The Turk went to the pulley rope, yanked it tight so that Schafer came to his feet. He pulled tighter and got him up onto the stool and then on tiptoe. The blood thumped in Schafer’s carotids. His calf muscles strained and cracked. He felt himself tottering. His mind had achieved great clarity since he’d been returned to upright. The extraordinary pain from the beating he’d sustained had contributed to this. He began to understand something of the nature of religious flagellation. The greater the awareness of his mortal sack through extreme vulnerability, the more he seemed able to concentrate on what was pure and untouchable. He’d never been a believer in God. He’d had no time for the soul or any of that spiritual claptrap. He’d stopped going to church as soon as he was out of his parents’ orbit. But now he found himself on the edge of a revelation. The possibility of it excited him.

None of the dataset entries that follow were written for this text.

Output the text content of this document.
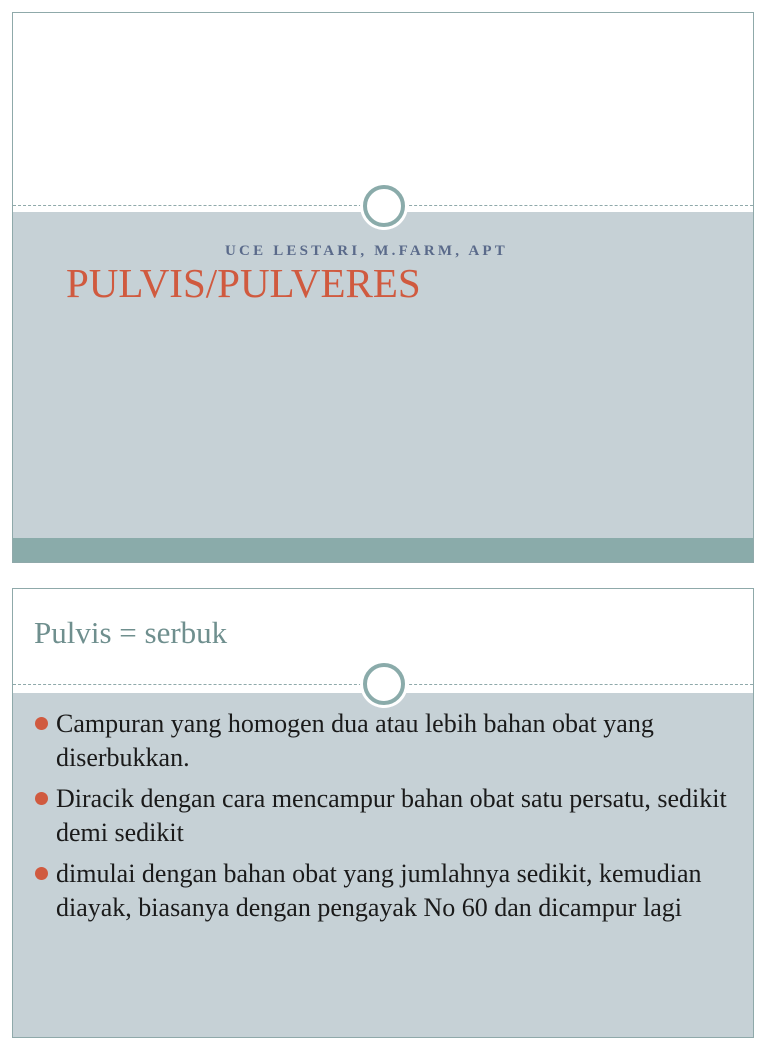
UCE LESTARI, M.FARM, APT
PULVIS/PULVERES
Pulvis = serbuk
Campuran yang homogen dua atau lebih bahan obat yang diserbukkan.
Diracik dengan cara mencampur bahan obat satu persatu, sedikit demi sedikit
dimulai dengan bahan obat yang jumlahnya sedikit, kemudian diayak, biasanya dengan pengayak No 60 dan dicampur lagi
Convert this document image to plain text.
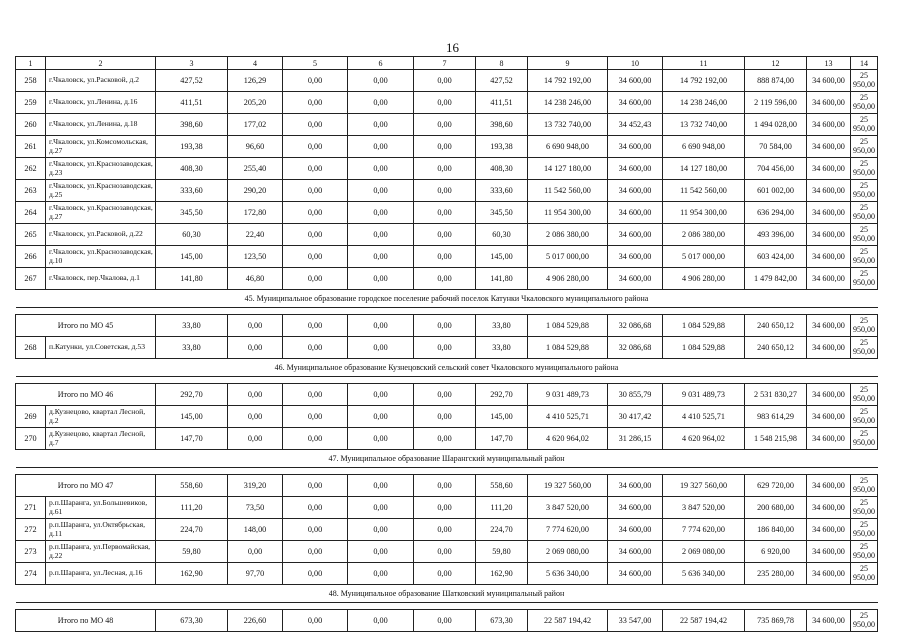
16
1	2	3	4	5	6	7	8	9	10	11	12	13	14
258	г.Чкаловск, ул.Расковой, д.2	427,52	126,29	0,00	0,00	0,00	427,52	14 792 192,00	34 600,00	14 792 192,00	888 874,00	34 600,00	25 950,00
259	г.Чкаловск, ул.Ленина, д.16	411,51	205,20	0,00	0,00	0,00	411,51	14 238 246,00	34 600,00	14 238 246,00	2 119 596,00	34 600,00	25 950,00
260	г.Чкаловск, ул.Ленина, д.18	398,60	177,02	0,00	0,00	0,00	398,60	13 732 740,00	34 452,43	13 732 740,00	1 494 028,00	34 600,00	25 950,00
261	г.Чкаловск, ул.Комсомольская, д.27	193,38	96,60	0,00	0,00	0,00	193,38	6 690 948,00	34 600,00	6 690 948,00	70 584,00	34 600,00	25 950,00
262	г.Чкаловск, ул.Краснозаводская, д.23	408,30	255,40	0,00	0,00	0,00	408,30	14 127 180,00	34 600,00	14 127 180,00	704 456,00	34 600,00	25 950,00
263	г.Чкаловск, ул.Краснозаводская, д.25	333,60	290,20	0,00	0,00	0,00	333,60	11 542 560,00	34 600,00	11 542 560,00	601 002,00	34 600,00	25 950,00
264	г.Чкаловск, ул.Краснозаводская, д.27	345,50	172,80	0,00	0,00	0,00	345,50	11 954 300,00	34 600,00	11 954 300,00	636 294,00	34 600,00	25 950,00
265	г.Чкаловск, ул.Расковой, д.22	60,30	22,40	0,00	0,00	0,00	60,30	2 086 380,00	34 600,00	2 086 380,00	493 396,00	34 600,00	25 950,00
266	г.Чкаловск, ул.Краснозаводская, д.10	145,00	123,50	0,00	0,00	0,00	145,00	5 017 000,00	34 600,00	5 017 000,00	603 424,00	34 600,00	25 950,00
267	г.Чкаловск, пер.Чкалова, д.1	141,80	46,80	0,00	0,00	0,00	141,80	4 906 280,00	34 600,00	4 906 280,00	1 479 842,00	34 600,00	25 950,00
45. Муниципальное образование городское поселение рабочий поселок Катунки Чкаловского муниципального района													

Итого по МО 45		33,80	0,00	0,00	0,00	0,00	33,80	1 084 529,88	32 086,68	1 084 529,88	240 650,12	34 600,00	25 950,00
268	п.Катунки, ул.Советская, д.53	33,80	0,00	0,00	0,00	0,00	33,80	1 084 529,88	32 086,68	1 084 529,88	240 650,12	34 600,00	25 950,00
46. Муниципальное образование Кузнецовский сельский совет Чкаловского муниципального района													

Итого по МО 46		292,70	0,00	0,00	0,00	0,00	292,70	9 031 489,73	30 855,79	9 031 489,73	2 531 830,27	34 600,00	25 950,00
269	д.Кузнецово, квартал Лесной, д.2	145,00	0,00	0,00	0,00	0,00	145,00	4 410 525,71	30 417,42	4 410 525,71	983 614,29	34 600,00	25 950,00
270	д.Кузнецово, квартал Лесной, д.7	147,70	0,00	0,00	0,00	0,00	147,70	4 620 964,02	31 286,15	4 620 964,02	1 548 215,98	34 600,00	25 950,00
47. Муниципальное образование Шарангский муниципальный район													

Итого по МО 47		558,60	319,20	0,00	0,00	0,00	558,60	19 327 560,00	34 600,00	19 327 560,00	629 720,00	34 600,00	25 950,00
271	р.п.Шаранга, ул.Большевиков, д.61	111,20	73,50	0,00	0,00	0,00	111,20	3 847 520,00	34 600,00	3 847 520,00	200 680,00	34 600,00	25 950,00
272	р.п.Шаранга, ул.Октябрьская, д.11	224,70	148,00	0,00	0,00	0,00	224,70	7 774 620,00	34 600,00	7 774 620,00	186 840,00	34 600,00	25 950,00
273	р.п.Шаранга, ул.Первомайская, д.22	59,80	0,00	0,00	0,00	0,00	59,80	2 069 080,00	34 600,00	2 069 080,00	6 920,00	34 600,00	25 950,00
274	р.п.Шаранга, ул.Лесная, д.16	162,90	97,70	0,00	0,00	0,00	162,90	5 636 340,00	34 600,00	5 636 340,00	235 280,00	34 600,00	25 950,00
48. Муниципальное образование Шатковский муниципальный район													

Итого по МО 48		673,30	226,60	0,00	0,00	0,00	673,30	22 587 194,42	33 547,00	22 587 194,42	735 869,78	34 600,00	25 950,00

A man of Middle Eastern appearance came before him. He couldn’t imagine how he must look to this foreigner. His face craquelured with blood, like Christ bleeding from his crown of thorns, but then the man was probably a Muslim, what would he know? There was nothing readable in his black, shining eyes.

“You know what I’m here for,” said the Turk. “You can make this short or long and drawn out.”

“Go fuck yourself,” said Schafer.

The Turk disappeared, and Schafer felt the rope tremble, and then his feet lost contact with the stool. He struggled to get back to it as the garrote cut into his neck. Darkness crowded his vision. And just as things started to rush away, he crashed to his knees. The world came back up to him. His vision cleared. The rope tugged him back up until he was once again standing on the stool. Arslan walked into frame with ajar of reddish powder.

“This is a mixture of chili and salt,” he said. “Don’t make me do this to you, Schafer.”

Schafer licked his lips, a terrible dryness in his mouth. He had so little to lose that he decided he might as well see what it was that lay beyond the limit of his endurance.